Le chevalier de la mort achevait son récit.
_ Mon âme prisonnière de mon corps mort et de ta volonté a hurlé quand mes propres mains ont enfoncé mon épée dans la poitrine de ma femme. Chaque jour, elle a hurlé, jusqu'au moment où elle a trouvé assez de forces pour briser ton emprise et se libérer.
_ Ainsi, c'est pour une vulgaire amourette que tu m'a trahi, Halgenaar ? lâcha le Roi-Liche.
_ Trahi ? Mais c'est vous qui nous avez trahi ! C'est vous qui avez trahi votre peuple et votre père !
_ SILENCE !
_ Il est temps de payer vos crimes prince.
Arthas ricanna.
_ Tu penses vraiment être de taille ? Écoute, nous allons nous battre sans pouvoirs magiques. Un duel de chevaliers, comme au temps jadis de nos entrainements.
Halgenaar tira son épée. Arthas avait déjà brandit Deuillegrive et se ruait sur son adversaire. Les armes s'entrechoquèrent. Les deux adversaires échangèrent quelques passes.
_ Tu ne fais pas le poids. Renonce et reprend ta place dans mon armée.
Le chevalier de la mort se lança à son tour dans une série d'attaque.
_ Renonce. Ton combat stupide ne fera pas revenir ton aimée.
Les deux épées s'entremêlèrent.
_ Tant que je combats pour ses idéaux, elle ne mourra jamais.
Arthas dégagea sa lame, et repoussa son adversaire.
_ Alors, elle mourra avec toi aujourd'hui.
Le Roi-Liche se précipita en avant et abattit son épée de toutes ses forces sur Halgenaar. Le chevalier de la mort para le coup et fit tournoyer l'arme d'Arthas au dessus de sa tête. Deuillegrive vola dans les airs et retomba quelques mètres plus loin sur les dalles glacées.
_ C'est la fin mon prince.
Halgenaar leva son épée au dessus du Roi-Liche désarmé.
Arthas n'eut aucun geste à faire. Juste une pensée, et Deuillegrive s'était élevée seule dans les airs, lancée contre son adversaire et s'était fichée dans son dos entre ses deux homoplates.
Le chevalier de la mort, épée levée au dessus de sa tête, baissa le regard sur la lame qui sortait de sa poitrine. Puis ses yeux se relevèrent vers Arthas.

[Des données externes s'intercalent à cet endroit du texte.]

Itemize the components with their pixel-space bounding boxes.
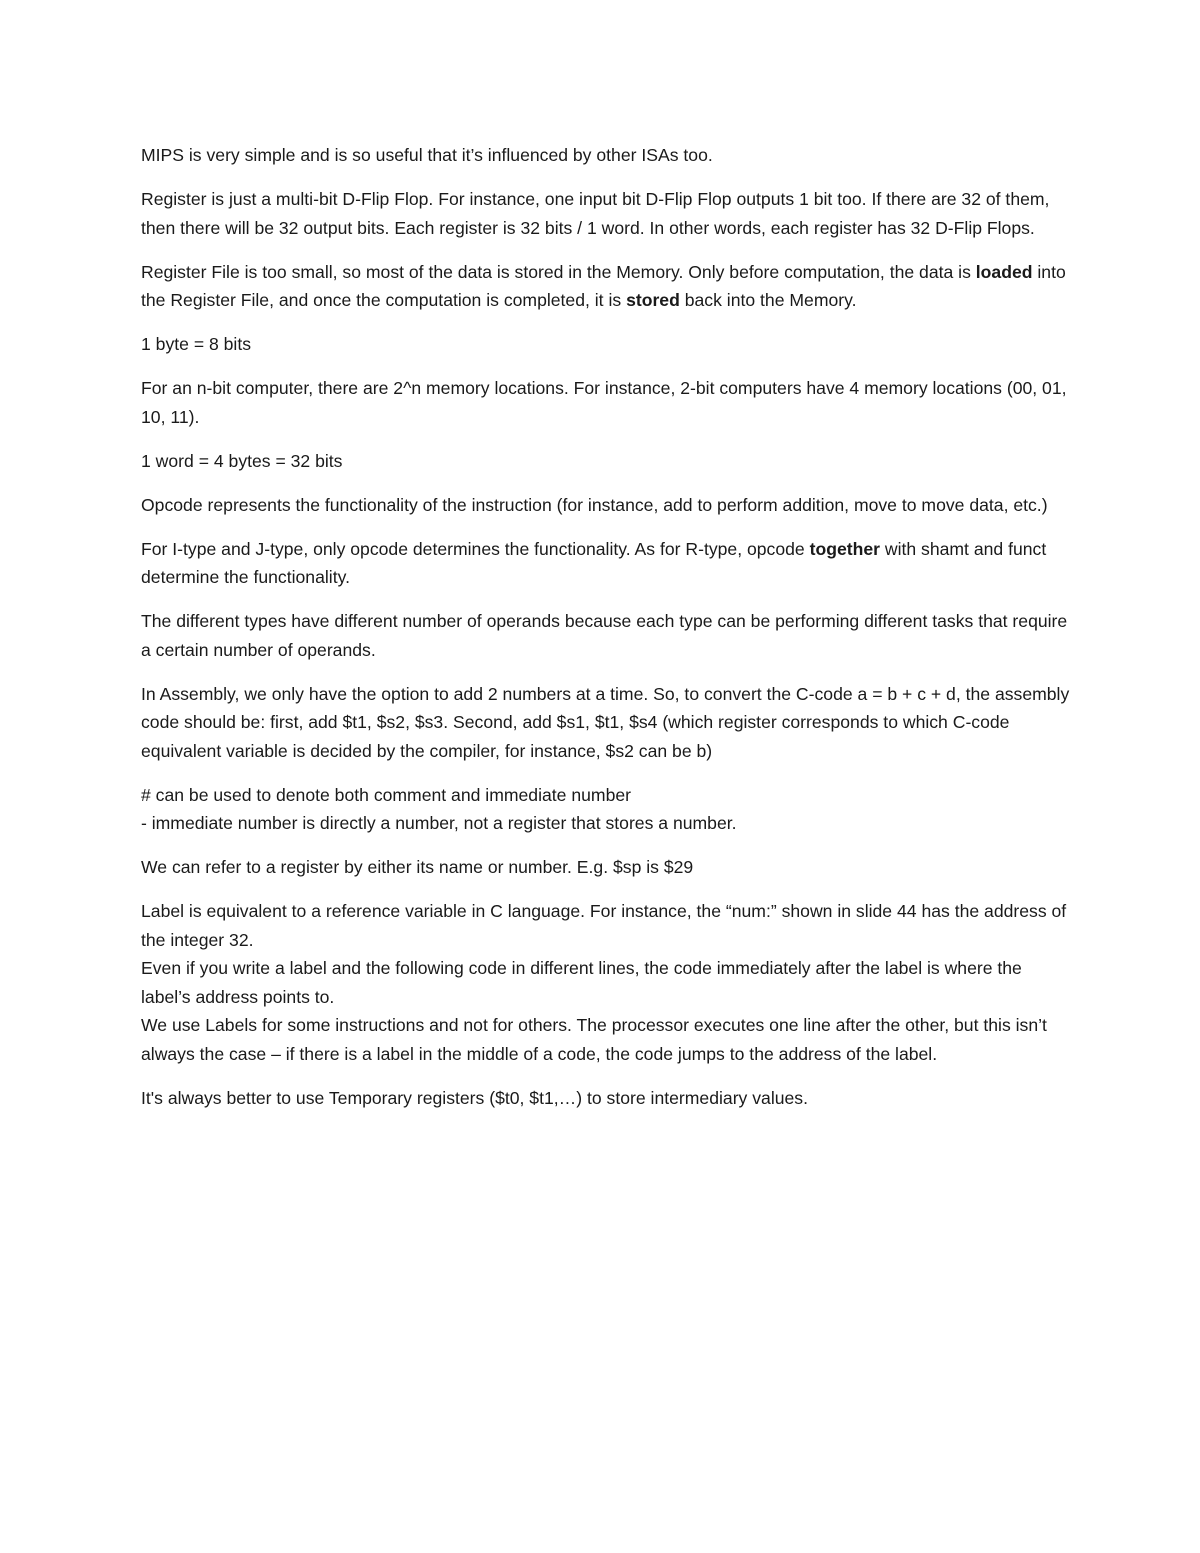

_ Vous pouvez triompher aujourd'hui mon Prince, mais beaucoup d'autres viendront sur ces terres. Quelques uns parviendront jusqu'à votre forteresse, et un jour vous tomberez.
Lentement, le chevalier tomba sur le sol. Ses yeux étaient grand ouverts, mais ils ne voyaient déjà plus le sinistre décor de la citadelle. Il baignait dans une lumière douce. Devant lui, une silhouette d'enfant courait. Une voix de fillette l'appela.
_ Halgenaar, Halgenaar, attends moi !


Assis sur son trone de glace, Arthas méditait. Il songeait aux paroles d'Halgenaar et aux rapports de ses éclaireurs sur une force expéditionnaire débarquée sur les côtes sud de Nordfendre.
Vous pouvez triompher aujourd'hui mon Prince, mais beaucoup d'autres viendront sur ces terres. Quelques uns parviendront jusqu'à votre forteresse, et un jour vous tomberez.

Alors que le Roi-Liche réfléchissait, sur le ponton installé dans les Fjords hurlants, une jeune paladine brune déployait un étendard bleu, frappé une épée blanche.
D'autres viendront sur ces terres. Quelques uns parviendront jusqu'à votre forteresse, et un jour vous tomberez.